Durante a audição na Comissão Parlamentar de Economia da Assembleia Legislativa dos Açores, dedicada ao processo de privatização da Azores Airlines, o responsável classificou esta recuperação como um “sinal bastante encorajador”. Acrescentou ainda que os resultados oficiais do grupo deverão ser divulgados dentro de aproximadamente duas semanas.

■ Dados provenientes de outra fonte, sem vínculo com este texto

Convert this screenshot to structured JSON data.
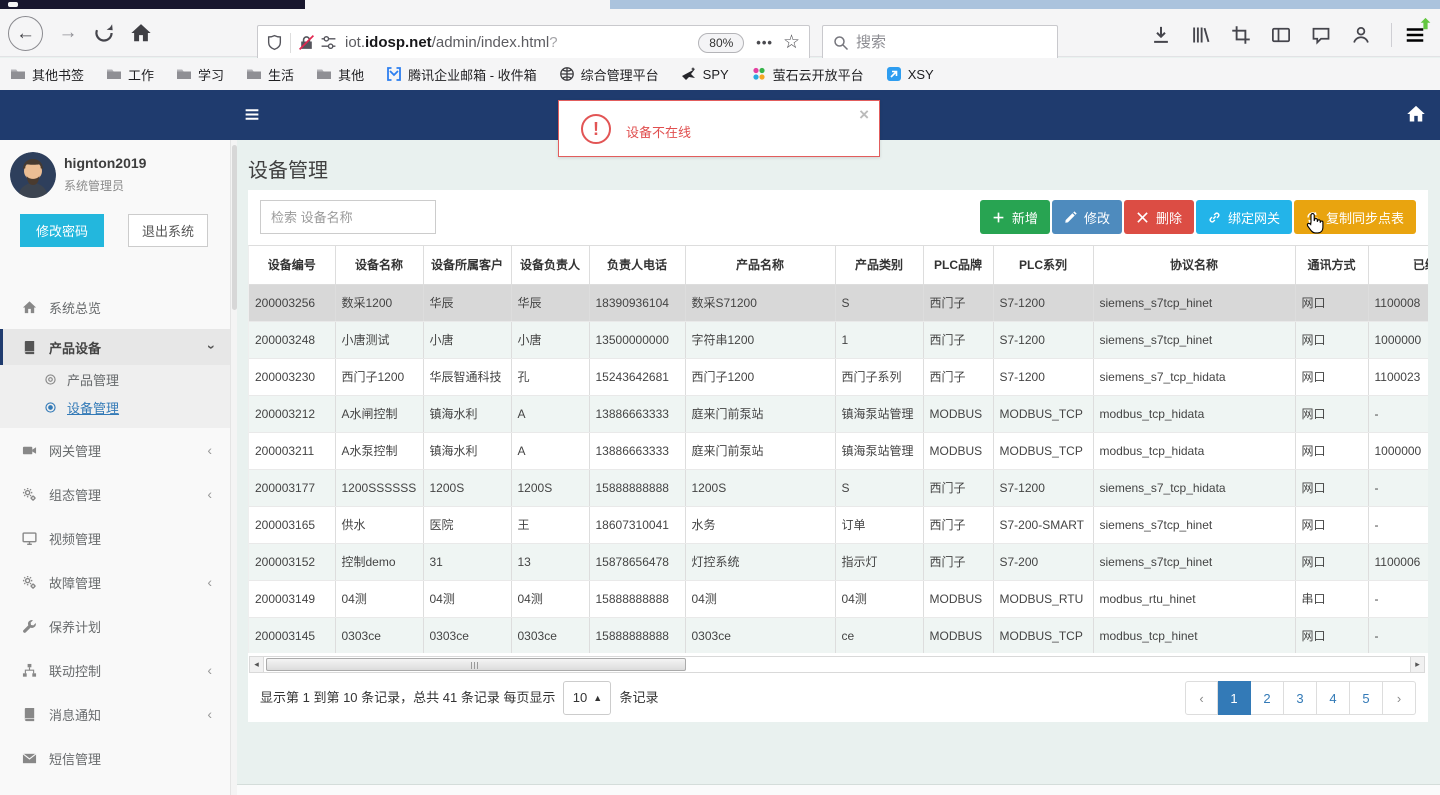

Segundo Tiago Santos, o EBITDA — indicador que mede os lucros antes de juros, impostos, depreciações e amortizações — registou uma melhoria situada entre 15 e 20 milhões de euros em 2025. No entanto, sublinhou que, para alcançar resultados líquidos positivos, será necessário atingir um EBITDA significativamente superior.

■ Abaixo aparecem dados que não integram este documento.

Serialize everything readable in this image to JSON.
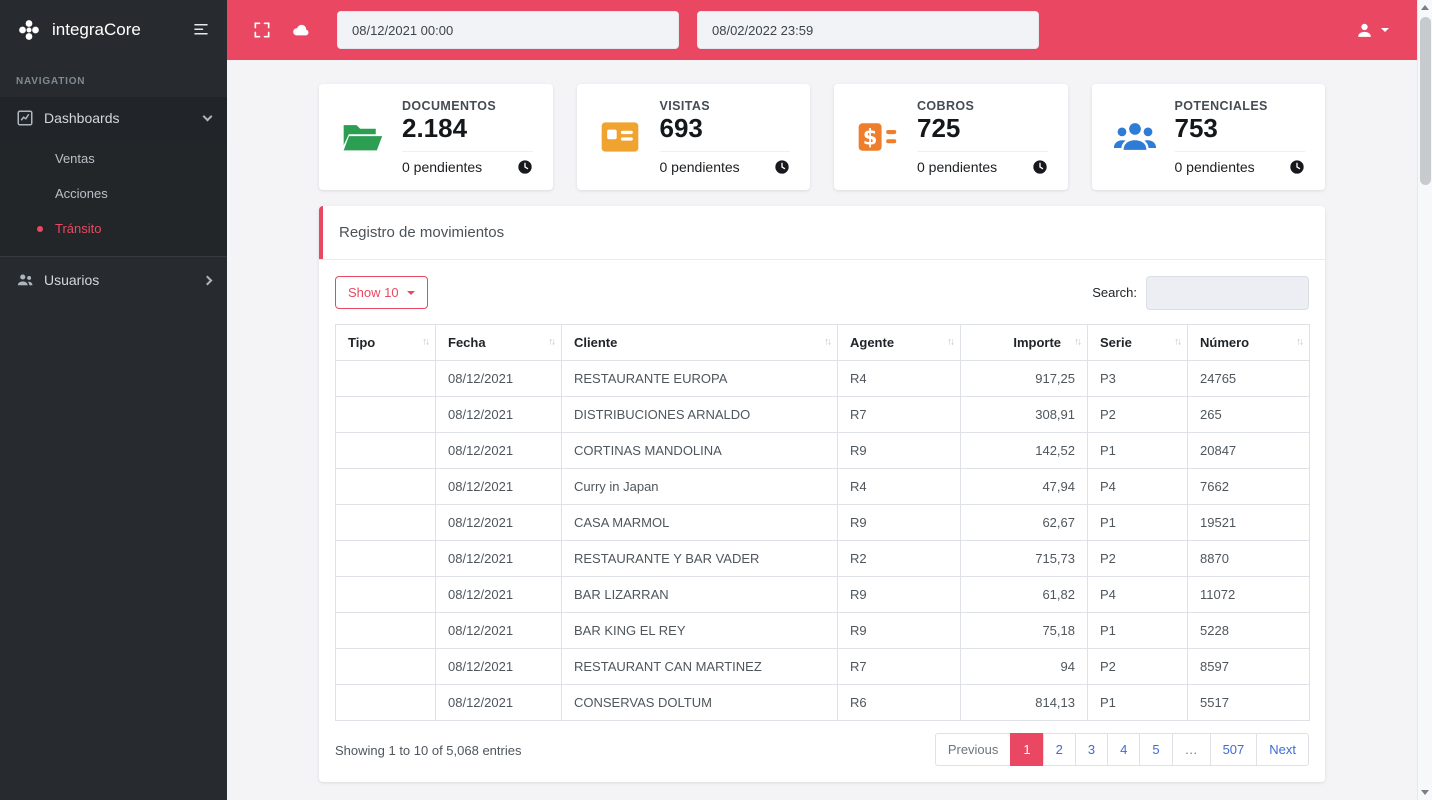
{
  "colors": {
    "accent": "#ea4862",
    "link": "#3e6cd6"
  },
  "sidebar": {
    "brand": "integraCore",
    "section_label": "NAVIGATION",
    "dashboards_label": "Dashboards",
    "dashboard_items": [
      {
        "label": "Ventas",
        "active": false
      },
      {
        "label": "Acciones",
        "active": false
      },
      {
        "label": "Tránsito",
        "active": true
      }
    ],
    "usuarios_label": "Usuarios"
  },
  "topbar": {
    "date_from": "08/12/2021 00:00",
    "date_to": "08/02/2022 23:59"
  },
  "stats": [
    {
      "title": "DOCUMENTOS",
      "value": "2.184",
      "pending": "0 pendientes",
      "icon": "open-folder-icon",
      "color": "#2b9e52"
    },
    {
      "title": "VISITAS",
      "value": "693",
      "pending": "0 pendientes",
      "icon": "id-card-icon",
      "color": "#f0a32f"
    },
    {
      "title": "COBROS",
      "value": "725",
      "pending": "0 pendientes",
      "icon": "money-check-icon",
      "color": "#ee7d2c"
    },
    {
      "title": "POTENCIALES",
      "value": "753",
      "pending": "0 pendientes",
      "icon": "users-icon",
      "color": "#2e7cd6"
    }
  ],
  "panel": {
    "title": "Registro de movimientos",
    "show_button_label": "Show 10",
    "search_label": "Search:",
    "search_value": "",
    "table": {
      "sort_glyph": "↑↓",
      "columns": [
        "Tipo",
        "Fecha",
        "Cliente",
        "Agente",
        "Importe",
        "Serie",
        "Número"
      ],
      "rows": [
        [
          "",
          "08/12/2021",
          "RESTAURANTE EUROPA",
          "R4",
          "917,25",
          "P3",
          "24765"
        ],
        [
          "",
          "08/12/2021",
          "DISTRIBUCIONES ARNALDO",
          "R7",
          "308,91",
          "P2",
          "265"
        ],
        [
          "",
          "08/12/2021",
          "CORTINAS MANDOLINA",
          "R9",
          "142,52",
          "P1",
          "20847"
        ],
        [
          "",
          "08/12/2021",
          "Curry in Japan",
          "R4",
          "47,94",
          "P4",
          "7662"
        ],
        [
          "",
          "08/12/2021",
          "CASA MARMOL",
          "R9",
          "62,67",
          "P1",
          "19521"
        ],
        [
          "",
          "08/12/2021",
          "RESTAURANTE Y BAR VADER",
          "R2",
          "715,73",
          "P2",
          "8870"
        ],
        [
          "",
          "08/12/2021",
          "BAR LIZARRAN",
          "R9",
          "61,82",
          "P4",
          "11072"
        ],
        [
          "",
          "08/12/2021",
          "BAR KING EL REY",
          "R9",
          "75,18",
          "P1",
          "5228"
        ],
        [
          "",
          "08/12/2021",
          "RESTAURANT CAN MARTINEZ",
          "R7",
          "94",
          "P2",
          "8597"
        ],
        [
          "",
          "08/12/2021",
          "CONSERVAS DOLTUM",
          "R6",
          "814,13",
          "P1",
          "5517"
        ]
      ]
    },
    "footer": {
      "showing": "Showing 1 to 10 of 5,068 entries",
      "pagination": [
        {
          "label": "Previous",
          "type": "disabled"
        },
        {
          "label": "1",
          "type": "active"
        },
        {
          "label": "2",
          "type": "link"
        },
        {
          "label": "3",
          "type": "link"
        },
        {
          "label": "4",
          "type": "link"
        },
        {
          "label": "5",
          "type": "link"
        },
        {
          "label": "…",
          "type": "ellipsis"
        },
        {
          "label": "507",
          "type": "link"
        },
        {
          "label": "Next",
          "type": "link"
        }
      ]
    }
  }
}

O gestor reconheceu que “2024 acabou por ser um ano perdido”, mas afirmou que 2025 apresenta indicadores alinhados com os registados em 2023, demonstrando que o plano iniciado pela anterior administração, da qual também fazia parte, começa a produzir efeitos nas contas da companhia.
Referindo-se ao impacto da crise no Médio Oriente no preço do combustível para a aviação, Tiago Santos considerou que, excluindo esse fator, existem perspetivas favoráveis para melhorar os resultados da Azores Airlines já em 2026.
O presidente da SATA defendeu ainda que este contexto mais estável cria condições mais adequadas para relançar o processo de privatização da Azores Airlines, após o insucesso do anterior concurso público.
De acordo com o administrador, o novo modelo de venda direta pretende seguir uma abordagem mais comum no mercado internacional, semelhante ao processo em curso na TAP, facilitando assim a participação de investidores estrangeiros familiarizados com este tipo de operação.
O processo deverá começar com uma fase de manifestação de interesse sem pré-qualificação, seguindo-se o convite para apresentação de propostas não vinculativas e, posteriormente, negociações para a decisão final.
Recorde-se que o Governo Regional optou por cancelar a anterior tentativa de privatização da Azores Airlines sem adjudicação, acompanhando a recomendação do júri do concurso. O painel concluiu que a única proposta válida apresentava riscos considerados inaceitáveis, incluindo a possibilidade de redução da participação pública e uma equipa com experiência limitada no setor da aviação.
A conclusão da privatização terá de ocorrer até ao final deste ano, em conformidade com a decisão da Comissão Europeia. Em junho de 2022, Bruxelas aprovou uma ajuda estatal portuguesa de 453,25 milhões de euros destinada à reestruturação da companhia aérea, através de empréstimos e garantias públicas, impondo medidas como a reorganização da empresa e a alienação de uma participação maioritária de 51%.